With John McCain attacking him as a tax raiser, Sen. Barack Obama tied off the loose ends of his tax policies today, saying he would set the tax rates paid on most dividends and capital gains at 20 percent, substantially below where they stood during most of President Clinton’s presidency and lower than most Republicans expected.
He also clarified that that a proposal to impose Social Security taxes on incomes over $250,000 would not start until at least a decade from now.
The new details of the Obama tax plan are not new policies but are clarifications on vague statements from the senator from Illinois in the past. Obama has said for some time that he would raise dividends and capital gains tax rates from the 15-percent level reached in President Bush’s 2003 tax cuts, but he put the range somewhere between 20 percent and 28 percent.
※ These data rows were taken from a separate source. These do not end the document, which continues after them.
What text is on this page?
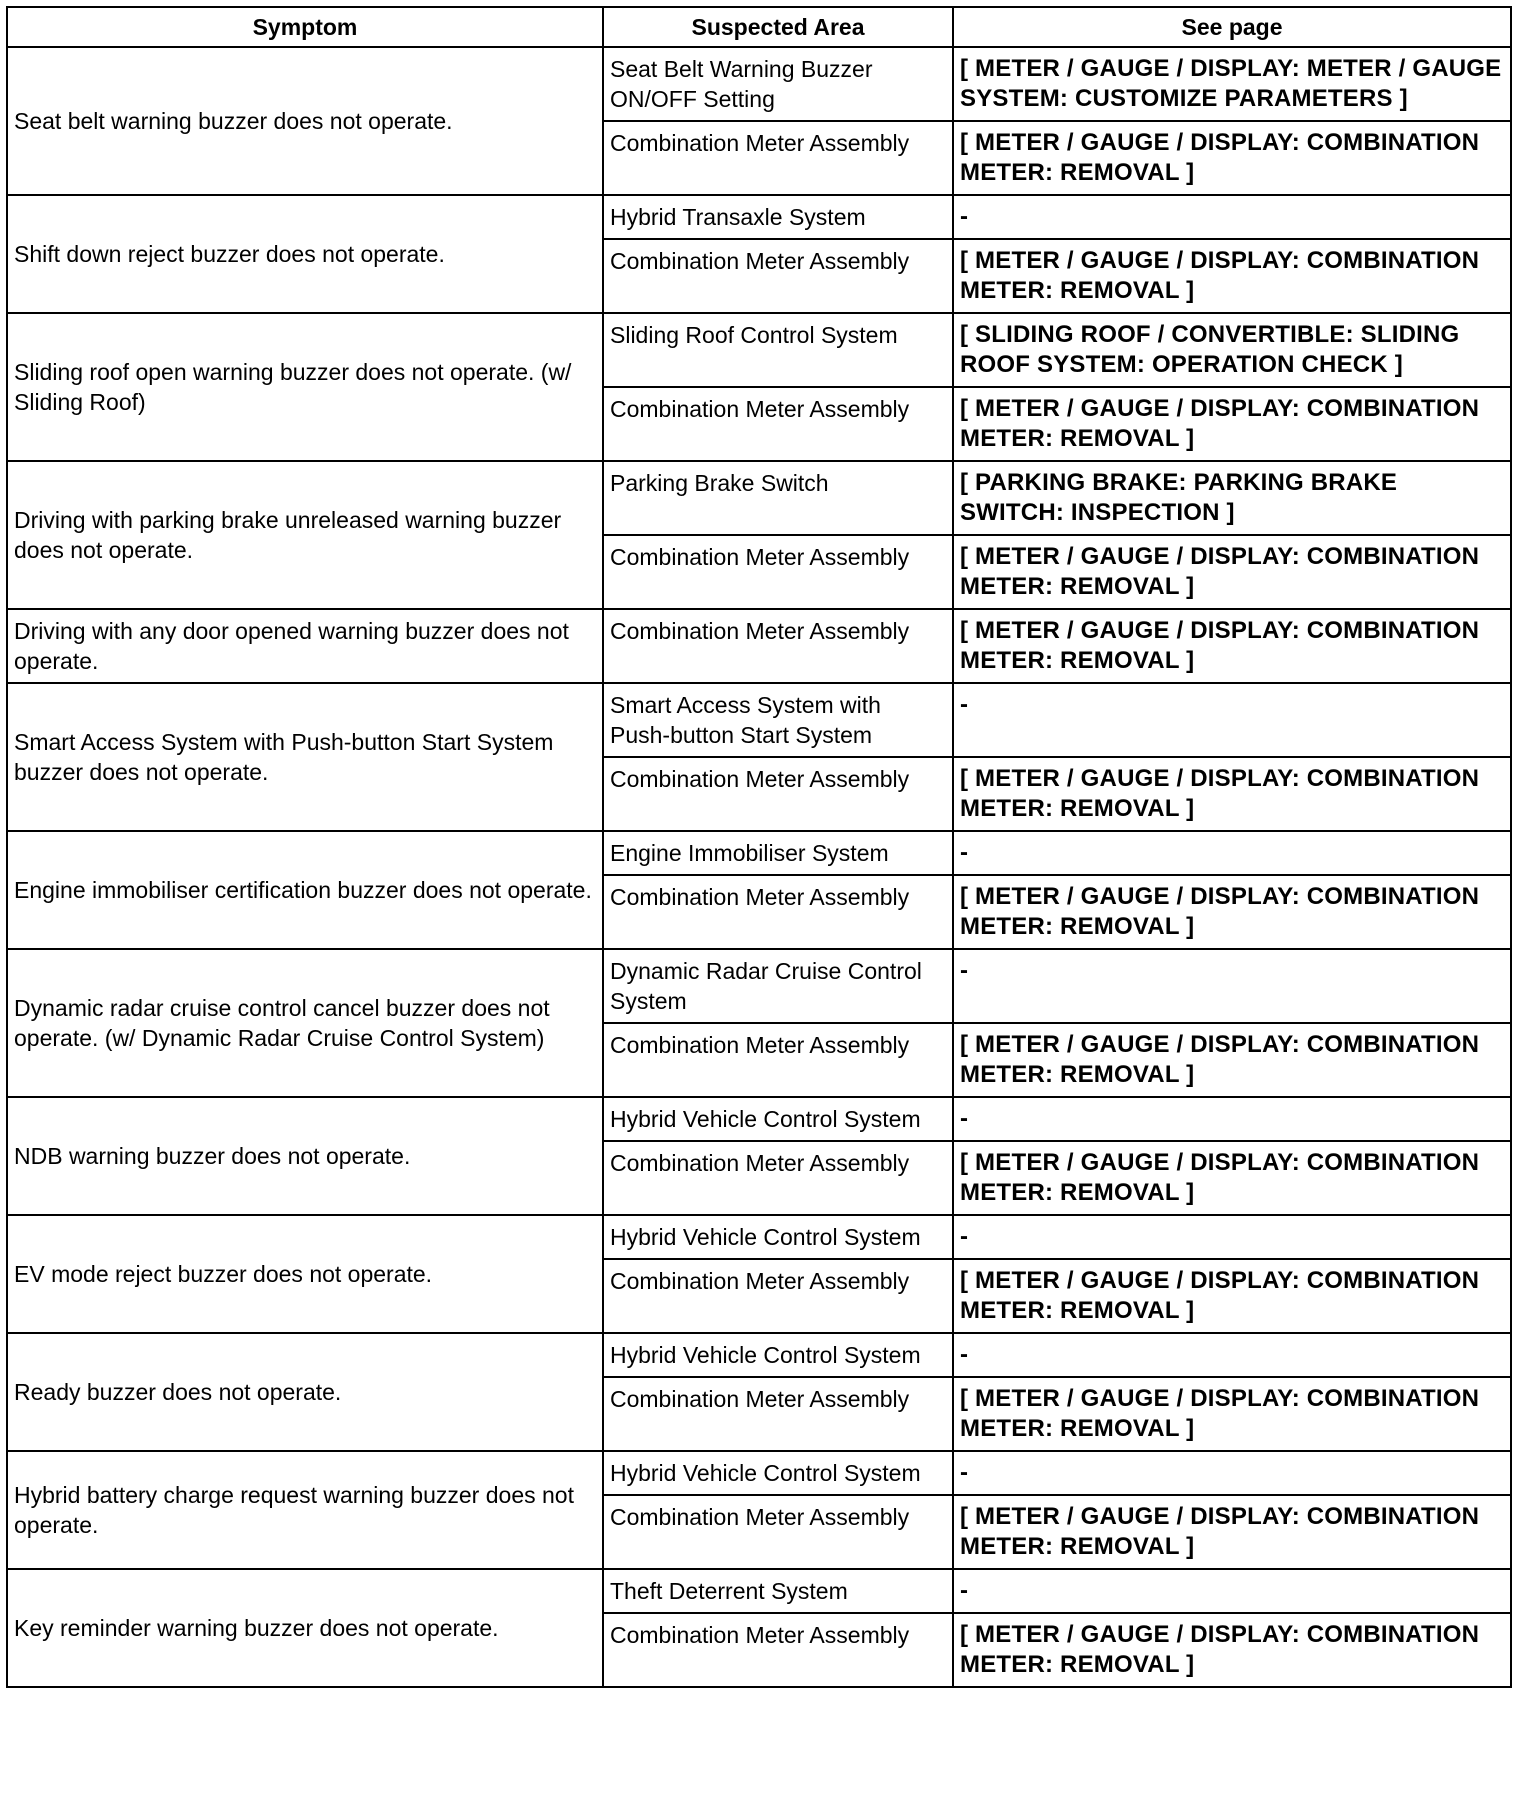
Symptom	Suspected Area	See page
Seat belt warning buzzer does not operate.	Seat Belt Warning Buzzer ON/OFF Setting	[ METER / GAUGE / DISPLAY: METER / GAUGE SYSTEM: CUSTOMIZE PARAMETERS ]
	Combination Meter Assembly	[ METER / GAUGE / DISPLAY: COMBINATION METER: REMOVAL ]
Shift down reject buzzer does not operate.	Hybrid Transaxle System	-
	Combination Meter Assembly	[ METER / GAUGE / DISPLAY: COMBINATION METER: REMOVAL ]
Sliding roof open warning buzzer does not operate. (w/ Sliding Roof)	Sliding Roof Control System	[ SLIDING ROOF / CONVERTIBLE: SLIDING ROOF SYSTEM: OPERATION CHECK ]
	Combination Meter Assembly	[ METER / GAUGE / DISPLAY: COMBINATION METER: REMOVAL ]
Driving with parking brake unreleased warning buzzer does not operate.	Parking Brake Switch	[ PARKING BRAKE: PARKING BRAKE SWITCH: INSPECTION ]
	Combination Meter Assembly	[ METER / GAUGE / DISPLAY: COMBINATION METER: REMOVAL ]
Driving with any door opened warning buzzer does not operate.	Combination Meter Assembly	[ METER / GAUGE / DISPLAY: COMBINATION METER: REMOVAL ]
Smart Access System with Push-button Start System buzzer does not operate.	Smart Access System with Push-button Start System	-
	Combination Meter Assembly	[ METER / GAUGE / DISPLAY: COMBINATION METER: REMOVAL ]
Engine immobiliser certification buzzer does not operate.	Engine Immobiliser System	-
	Combination Meter Assembly	[ METER / GAUGE / DISPLAY: COMBINATION METER: REMOVAL ]
Dynamic radar cruise control cancel buzzer does not operate. (w/ Dynamic Radar Cruise Control System)	Dynamic Radar Cruise Control System	-
	Combination Meter Assembly	[ METER / GAUGE / DISPLAY: COMBINATION METER: REMOVAL ]
NDB warning buzzer does not operate.	Hybrid Vehicle Control System	-
	Combination Meter Assembly	[ METER / GAUGE / DISPLAY: COMBINATION METER: REMOVAL ]
EV mode reject buzzer does not operate.	Hybrid Vehicle Control System	-
	Combination Meter Assembly	[ METER / GAUGE / DISPLAY: COMBINATION METER: REMOVAL ]
Ready buzzer does not operate.	Hybrid Vehicle Control System	-
	Combination Meter Assembly	[ METER / GAUGE / DISPLAY: COMBINATION METER: REMOVAL ]
Hybrid battery charge request warning buzzer does not operate.	Hybrid Vehicle Control System	-
	Combination Meter Assembly	[ METER / GAUGE / DISPLAY: COMBINATION METER: REMOVAL ]
Key reminder warning buzzer does not operate.	Theft Deterrent System	-
	Combination Meter Assembly	[ METER / GAUGE / DISPLAY: COMBINATION METER: REMOVAL ]
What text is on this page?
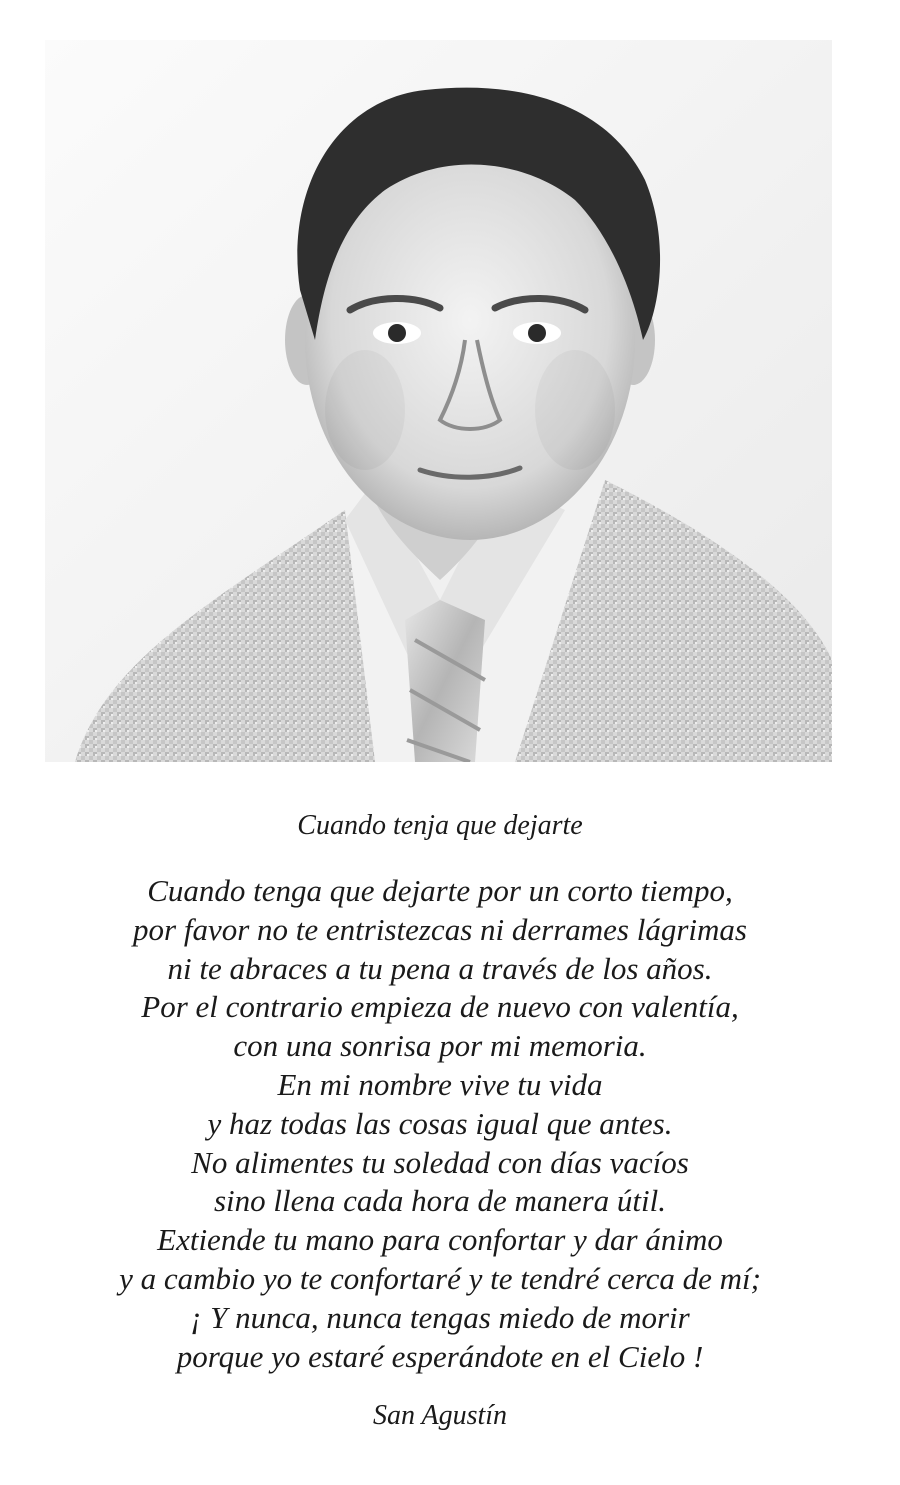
Cuando tenja que dejarte
Cuando tenga que dejarte por un corto tiempo,
por favor no te entristezcas ni derrames lágrimas
ni te abraces a tu pena a través de los años.
Por el contrario empieza de nuevo con valentía,
con una sonrisa por mi memoria.
En mi nombre vive tu vida
y haz todas las cosas igual que antes.
No alimentes tu soledad con días vacíos
sino llena cada hora de manera útil.
Extiende tu mano para confortar y dar ánimo
y a cambio yo te confortaré y te tendré cerca de mí;
¡ Y nunca, nunca tengas miedo de morir
porque yo estaré esperándote en el Cielo !
San Agustín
In an opinion piece in the Wall Street Journal today, Obama aides and advisers picked the lowest point in that range — a decision made as McCain pummels Obama as a tax hiker with a barrage of ads running during the Olympics.
By choosing a 20 percent tax, Obama is bringing tax rates on investments up to a mid-way point for families earning more than $250,000. Families below that level would continue paying the existing 15 percent rate. Obama economic aides Jason Furman and Austan Goolsbee noted that a 20 percent capital gains rate is well below the level set by Ronald Reagan in 1986. And Bush didn’t even think to lower the rate on dividends in his first round of tax cuts.